No Bootable disk when using Ceph as storage

Hello Everyone, we are triying to set up a a VM orchestrator in our lab with the following setup (Opennebula + Ceph + KVM) Ceph is set up as storage in ceph mode for both image and datastore (I can confirm that the machines are booting up and get to a running state, and are storred in ceph properly (Machines can reach both KVM and Storage) however Installing any OS (Centos or Windows fails with no bootable disk. Any help would be appreciated since i am unsure which log i should start checking.

Please let me know which logs i would need to provide as i am not seeing logging any usefull information in regards to the image transfer and registration in oned.log, sched.log, or ceph.log

a.gavric,

Can you please confirm the following:

  • Is the size of the pool being populated in your datastore entries?
  • Do you have rbd version 2 configured?
  • Do you have ceph keys + secret configured for KVM’s libvirtd?
  • Do you have ceph keys on your frontend?
  • Do you have the ceph hosts set as your monitor nodes?
  • Do you have the ceph bridge (i can’t remember exactly as it is called) set for your one frontends? (its what i use, your set up may vary)
  • Can you ceph --id -user- status
  • Can you rbd --id -user- ls -p
  • Can you upload to the ceph pool from the frontend?
  • Is your vm template using a image from the ceph pool?
  • Is your vm template deploying onto the correct datastore?
  • Are the images you are trying installing the OS on set to non persistent so when you deploy it again the install didnt get saved?

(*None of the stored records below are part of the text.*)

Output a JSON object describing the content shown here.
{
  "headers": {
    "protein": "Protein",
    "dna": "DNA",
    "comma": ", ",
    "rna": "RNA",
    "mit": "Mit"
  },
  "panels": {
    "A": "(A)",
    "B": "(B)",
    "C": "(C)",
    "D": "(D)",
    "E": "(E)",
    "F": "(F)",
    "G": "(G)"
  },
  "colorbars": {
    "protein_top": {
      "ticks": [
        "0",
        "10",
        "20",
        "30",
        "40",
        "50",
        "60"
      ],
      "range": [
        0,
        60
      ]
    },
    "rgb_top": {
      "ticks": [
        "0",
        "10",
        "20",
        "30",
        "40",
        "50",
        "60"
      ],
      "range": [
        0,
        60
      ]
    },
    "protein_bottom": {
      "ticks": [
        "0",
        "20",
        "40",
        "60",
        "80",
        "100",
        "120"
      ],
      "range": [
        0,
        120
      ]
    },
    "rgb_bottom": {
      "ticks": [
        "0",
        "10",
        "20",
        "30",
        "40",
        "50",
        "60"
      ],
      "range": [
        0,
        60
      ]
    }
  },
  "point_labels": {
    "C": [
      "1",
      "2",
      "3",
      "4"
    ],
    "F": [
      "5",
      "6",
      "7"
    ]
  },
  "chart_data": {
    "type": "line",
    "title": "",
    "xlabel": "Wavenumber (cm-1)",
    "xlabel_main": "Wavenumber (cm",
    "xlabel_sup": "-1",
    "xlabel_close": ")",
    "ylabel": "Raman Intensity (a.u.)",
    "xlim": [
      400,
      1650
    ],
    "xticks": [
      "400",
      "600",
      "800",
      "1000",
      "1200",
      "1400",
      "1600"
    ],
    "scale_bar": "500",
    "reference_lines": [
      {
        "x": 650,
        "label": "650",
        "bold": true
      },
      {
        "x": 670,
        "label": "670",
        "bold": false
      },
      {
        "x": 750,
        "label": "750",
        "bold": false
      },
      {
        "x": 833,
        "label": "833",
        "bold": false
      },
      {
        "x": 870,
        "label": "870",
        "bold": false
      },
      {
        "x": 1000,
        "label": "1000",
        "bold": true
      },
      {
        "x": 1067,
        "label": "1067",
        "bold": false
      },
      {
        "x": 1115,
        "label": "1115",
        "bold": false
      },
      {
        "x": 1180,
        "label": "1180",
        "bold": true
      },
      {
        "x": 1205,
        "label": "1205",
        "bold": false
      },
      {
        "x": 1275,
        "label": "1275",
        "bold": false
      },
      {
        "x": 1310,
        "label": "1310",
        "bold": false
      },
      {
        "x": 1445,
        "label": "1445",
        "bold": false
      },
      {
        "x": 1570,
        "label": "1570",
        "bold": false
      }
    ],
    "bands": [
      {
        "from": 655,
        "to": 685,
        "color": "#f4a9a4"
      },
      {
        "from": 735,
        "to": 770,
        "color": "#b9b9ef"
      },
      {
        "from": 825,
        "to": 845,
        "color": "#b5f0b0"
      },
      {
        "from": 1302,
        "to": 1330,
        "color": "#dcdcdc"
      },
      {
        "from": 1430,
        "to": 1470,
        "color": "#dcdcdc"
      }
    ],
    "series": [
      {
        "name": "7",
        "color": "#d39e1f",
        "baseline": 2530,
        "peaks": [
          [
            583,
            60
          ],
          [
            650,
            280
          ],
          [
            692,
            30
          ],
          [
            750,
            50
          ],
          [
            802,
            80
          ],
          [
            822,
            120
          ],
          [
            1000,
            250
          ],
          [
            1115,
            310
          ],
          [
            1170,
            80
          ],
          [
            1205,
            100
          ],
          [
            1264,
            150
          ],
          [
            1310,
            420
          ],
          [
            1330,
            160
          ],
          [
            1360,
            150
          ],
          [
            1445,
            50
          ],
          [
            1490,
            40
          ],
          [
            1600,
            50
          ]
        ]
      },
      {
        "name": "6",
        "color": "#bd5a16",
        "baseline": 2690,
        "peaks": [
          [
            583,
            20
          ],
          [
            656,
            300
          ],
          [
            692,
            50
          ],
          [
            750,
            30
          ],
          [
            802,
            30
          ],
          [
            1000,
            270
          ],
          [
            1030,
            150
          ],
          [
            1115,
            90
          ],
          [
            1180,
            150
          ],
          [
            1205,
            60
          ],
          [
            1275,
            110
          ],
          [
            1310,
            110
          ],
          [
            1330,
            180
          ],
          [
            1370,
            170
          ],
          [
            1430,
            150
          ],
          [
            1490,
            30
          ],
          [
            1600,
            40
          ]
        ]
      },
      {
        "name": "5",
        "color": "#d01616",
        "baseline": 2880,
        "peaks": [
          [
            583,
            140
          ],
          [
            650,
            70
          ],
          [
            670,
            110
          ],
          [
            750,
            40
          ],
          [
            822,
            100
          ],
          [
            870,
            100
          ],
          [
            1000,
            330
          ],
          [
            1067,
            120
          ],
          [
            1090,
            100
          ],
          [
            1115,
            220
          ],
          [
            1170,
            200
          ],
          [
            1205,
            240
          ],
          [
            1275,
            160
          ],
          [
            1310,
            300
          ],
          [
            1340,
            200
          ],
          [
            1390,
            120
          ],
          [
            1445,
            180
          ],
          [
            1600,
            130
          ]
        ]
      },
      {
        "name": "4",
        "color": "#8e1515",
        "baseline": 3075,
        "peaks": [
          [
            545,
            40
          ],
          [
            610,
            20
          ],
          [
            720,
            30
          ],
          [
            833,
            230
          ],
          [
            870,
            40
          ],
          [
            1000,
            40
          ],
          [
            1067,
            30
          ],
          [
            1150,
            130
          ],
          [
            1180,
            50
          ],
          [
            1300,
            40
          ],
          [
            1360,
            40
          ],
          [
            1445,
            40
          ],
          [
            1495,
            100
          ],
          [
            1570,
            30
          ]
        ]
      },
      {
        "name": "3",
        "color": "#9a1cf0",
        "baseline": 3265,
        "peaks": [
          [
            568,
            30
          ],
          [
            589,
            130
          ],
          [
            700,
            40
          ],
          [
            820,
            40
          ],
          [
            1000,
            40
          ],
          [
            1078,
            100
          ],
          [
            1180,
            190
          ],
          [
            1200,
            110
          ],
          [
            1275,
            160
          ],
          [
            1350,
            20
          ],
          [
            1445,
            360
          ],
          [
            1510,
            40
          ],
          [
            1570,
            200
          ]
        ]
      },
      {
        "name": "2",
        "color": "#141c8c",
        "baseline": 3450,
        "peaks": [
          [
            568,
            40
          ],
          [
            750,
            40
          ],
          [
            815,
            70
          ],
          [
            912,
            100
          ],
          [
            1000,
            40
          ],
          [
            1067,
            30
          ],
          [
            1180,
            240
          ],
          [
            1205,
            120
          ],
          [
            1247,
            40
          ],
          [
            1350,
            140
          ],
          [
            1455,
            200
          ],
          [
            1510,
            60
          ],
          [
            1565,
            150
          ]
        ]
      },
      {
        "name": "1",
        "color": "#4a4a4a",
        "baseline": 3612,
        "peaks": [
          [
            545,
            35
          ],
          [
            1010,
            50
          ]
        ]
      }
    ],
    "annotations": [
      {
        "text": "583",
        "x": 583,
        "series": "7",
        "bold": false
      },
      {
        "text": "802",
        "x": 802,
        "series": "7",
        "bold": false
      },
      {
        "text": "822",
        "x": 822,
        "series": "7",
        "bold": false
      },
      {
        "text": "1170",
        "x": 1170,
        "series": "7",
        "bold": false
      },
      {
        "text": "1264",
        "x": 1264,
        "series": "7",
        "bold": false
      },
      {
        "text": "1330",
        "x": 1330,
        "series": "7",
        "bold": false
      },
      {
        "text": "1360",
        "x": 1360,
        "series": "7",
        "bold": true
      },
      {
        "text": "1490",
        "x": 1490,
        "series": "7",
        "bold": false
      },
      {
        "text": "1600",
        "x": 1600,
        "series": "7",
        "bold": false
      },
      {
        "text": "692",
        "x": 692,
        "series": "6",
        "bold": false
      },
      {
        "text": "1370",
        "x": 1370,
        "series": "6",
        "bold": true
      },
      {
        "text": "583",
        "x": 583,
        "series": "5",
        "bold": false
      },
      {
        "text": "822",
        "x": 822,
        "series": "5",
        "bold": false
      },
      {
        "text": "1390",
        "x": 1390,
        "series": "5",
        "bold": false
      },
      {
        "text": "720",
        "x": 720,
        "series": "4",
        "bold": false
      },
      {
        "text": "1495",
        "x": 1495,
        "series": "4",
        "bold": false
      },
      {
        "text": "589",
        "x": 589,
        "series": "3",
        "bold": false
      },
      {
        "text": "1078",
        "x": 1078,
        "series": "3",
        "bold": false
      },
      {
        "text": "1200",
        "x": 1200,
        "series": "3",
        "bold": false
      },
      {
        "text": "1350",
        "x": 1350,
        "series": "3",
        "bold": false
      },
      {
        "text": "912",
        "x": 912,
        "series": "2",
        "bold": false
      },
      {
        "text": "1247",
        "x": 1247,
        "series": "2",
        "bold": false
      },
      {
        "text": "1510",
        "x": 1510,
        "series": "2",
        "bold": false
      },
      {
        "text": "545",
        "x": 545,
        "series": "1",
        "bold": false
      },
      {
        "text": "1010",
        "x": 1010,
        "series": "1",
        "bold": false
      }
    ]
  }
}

If you can do the above, creating a VM should just work

Hi @IowaOrganics Iowa thanks for hellping answers are below

  • Is the size of the pool being populated in your datastore entries?
    I can see the size of the pool in the datastore but its not being populsted (always stays at about 4 MB)
  • Do you have rbd version 2 configured?
    Yes
  • Do you have ceph keys + secret configured for KVM’s libvirtd?
    Yes
  • Do you have ceph keys on your frontend?
    Yes
  • Do you have the ceph hosts set as your monitor nodes?
    Yes (We have only one monitor node and 4 OSDS atm)
  • Do you have the ceph bridge (i can’t remember exactly as it is called) set for your one frontends? (its what i use, your set up may vary)
    Yes
  • Can you ceph --id -user- status
    Yes, ceph --id libvirt -status (Cluster Health ok)
  • Can you rbd --id -user- ls -p
    Yes, rbd --id libvirt ls -p one (Comes back with the rbd imagess)
  • Can you upload to the ceph pool from the frontend?
    No (Frontend only crates the RBD Image but does not populate it)
  • Is your vm template using a image from the ceph pool?
    Yes (Or atleast that is how we intended it to)
  • Is your vm template deploying onto the correct datastore?
    Yes
  • Are the images you are trying installing the OS on set to non persistent so when you deploy it again the install didnt get saved?
    Tried Persistent and non persistent
    As an additional piece of information Firewall is turned off and Cephx autentication is set to none at the moment also while troubleshooting i have found that what might be causing the issue could also be the cp script located in /var/lib/one/remote/datastores/ceph/cp
    My senior colleague is helping me write an addition that will log stderr in a log file that i will post as well.

That is a weird problem!
Can you run the following to confirm if uploaded images via sunstone have created empty rbd volumes?
rbd --id libvirt diff one/one-##

this is the output of rbd --id libvirt diff one/one-90

Offset Length Type
515899392 8192 data
2340421632 12288 data
3976200192 8192 data
5821693952 12288 data
10326376448 4096 data
10334765056 8192 data
10347347968 12288 data

Ok that is a good first sign. Let’s mount the rbd and see if there is a filesystem. You will be changing some values of the rbd so make sure this is okay to do testing.

* rbd --id libvirt map one-90 -p one #it will throw an error for you to run a command like the following
* rbd --id libvirt feature disable 90/one-90 object-map fast-diff deep-flatten
* rbd --id libvirt map one-90 -p one
* mount /dev/rbd0 /mnt
* ls /mnt

Ok rbd -id libvirt map one-90 -p one results it being mapped to /deb/rbd0

mount/dev/rbd0/mnt returned with
mount: /mnt: wrong fs type bad option, bad superblock on /dev/rbd0, missing codepage or helper program or other error.

Weird. It certainly seems something is interrupted while writing to the rbd volume. I have never had that issue and I have broken my set up numerous times.
What version of ceph and opennebula are you using on which operating systems?

Opennebula 5.10 with Ceph Octopus (Latest) running on centos 8

Hello Everyone i managed to get the problem resolved, the problem ended up being that the disks were formated to gpt using parted, which was causing the entire storage cluster to go bananas. i fixed the problem by dissasembling the cluster and before making new osds using the commmand ceph-volume lvm zap /dev/vdb after which i was able to properly upload data into my OSDS, thanks for the help in solving this. This one can be marked as solved.